Dans l’absolu, la séparation entre expériences et objets n’a toutefois rien d’évident, tant les seconds participent en permanence aux premières. Le problème est plutôt celui de l’accroissement pulsionnel et indéfini des possessions matérielles qui finissent par ne plus générer aucune expérience et par devenir encombrantes en sens plein. C’est une chose que l’économie contemporaine a bien compris en essayant d’ancrer la surconsommation matérielle, pour la légitimer, dans le champ de l’expérience. Bien qu’inutile, le Lovot a donc bel et bien une fonction : celle d’offrir des expériences émotionnelles fortes (en accord avec ce que nous avons vu plus haut).

Le devenir de l’« inutile » dans une économie de l’expérience et des données

Mais la ou les fonctions d’une technologie donnée ne sauraient être réduites aux effets produits pour et par les utilisateurs. Tout artefact, a fortiori numérique, a des fonctions écosystémiques au sens où il participe au maintien voir au développement du ou des écosystèmes dans lesquels il intervient. Voilà pourquoi il est primordial de préciser d’où l’on parle lorsqu’on affirme que Lovot est une entité non-instrumentale. Dans une économie qui tend de plus en plus à « commercialiser » l’expérience, mais aussi à y extraire directement les précieuses données qui constituent désormais le carburant indispensable de l’industrie numérique, le Lovot peut faire figure d’instrument ultime. A l’instar des enceintes connectées, l’automate est destiné à pénétrer le cœur de notre intimité tant matérielle (nos foyers) qu’émotionnelle (on le câline, on lui parle voire se confie à lui). Le risque, on l’aura compris, est de transformer le mignon petit robot en mouchard. Côté pile, l’innocence d’un Gakutensoku 2.0, côté face, un data-ninja surentraîné et suréquipé.

Cette inquiétude critique est aujourd’hui l’une des principales préoccupations de l’éthique appliquée au numérique, ce qui est une très bonne chose. Toutefois, l’éthique appliquée, surtout lorsqu’elle devient organisationnelle, tend parfois à gommer voire à rompre avec ses justifications existentielles. Or, le « pourquoi » de l’éthique est peut-être ce qui garantit le mieux sa mise en pratique volontaire. L’éthique doit donc, en un sens, se faire métaphysique.
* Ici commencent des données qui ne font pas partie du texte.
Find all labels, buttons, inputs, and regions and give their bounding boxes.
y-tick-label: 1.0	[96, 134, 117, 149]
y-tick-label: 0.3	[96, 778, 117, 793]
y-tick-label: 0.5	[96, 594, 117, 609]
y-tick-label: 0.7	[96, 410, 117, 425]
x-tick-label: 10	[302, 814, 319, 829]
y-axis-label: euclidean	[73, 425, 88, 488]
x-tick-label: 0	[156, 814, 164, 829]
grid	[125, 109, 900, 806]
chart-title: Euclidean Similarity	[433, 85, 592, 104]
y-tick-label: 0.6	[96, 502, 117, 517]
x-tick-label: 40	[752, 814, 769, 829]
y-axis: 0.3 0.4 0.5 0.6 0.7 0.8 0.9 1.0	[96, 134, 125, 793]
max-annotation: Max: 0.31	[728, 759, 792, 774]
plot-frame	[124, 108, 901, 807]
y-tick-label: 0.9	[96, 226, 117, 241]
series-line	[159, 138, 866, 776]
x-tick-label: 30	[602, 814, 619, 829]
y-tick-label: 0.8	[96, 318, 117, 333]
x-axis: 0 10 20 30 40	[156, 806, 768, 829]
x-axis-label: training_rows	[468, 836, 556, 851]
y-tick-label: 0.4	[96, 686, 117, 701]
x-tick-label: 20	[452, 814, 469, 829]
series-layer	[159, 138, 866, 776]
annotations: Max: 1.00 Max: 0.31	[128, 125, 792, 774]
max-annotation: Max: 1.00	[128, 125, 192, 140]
C’est ce qu’a fait Nishimura en faisant dériver sa création technique d’une forme d’humanisme convivialiste envers la nature, à rebours d’un humanisme « conquérant ». Malheureusement, le projet de l’économie des données sous sa forme dominante ne partage aucunement cette vision puisqu’elle mise sur un nouveau servage (volontaire ? Désiré ?) où l’humain est mis au travail sans effort ou, en d’autres termes, produit une valeur sans aucune force de travail associée. L’extractivisme ne concerne plus seulement les ressources naturelles, mais aussi les « ressources humaines » dont l’existence peut être totalement encadrée et pilotée algorithmiquement pour servir l’économie.

Bien qu’elle soit encore très marginale, la robotique sociale possède en puissance ce pouvoir délétère d’instrumentaliser ce qui semble a priori ininstrumentalisable en mettant à profit chaque moment de nos existences. Invitons donc ses acteurs à ne pas céder aux creux autosatisfécits en termes d’humanité (nombre d’acteurs de l’IA et de la robotique ne s’en lassent pas) et à prendre le noble risque de définir clairement, en paroles comme en actes ce qu’ils entendent quand ils se réclament de l’humain et de son progrès. L’humanisme est un discours pratique, pas une pratique discursive.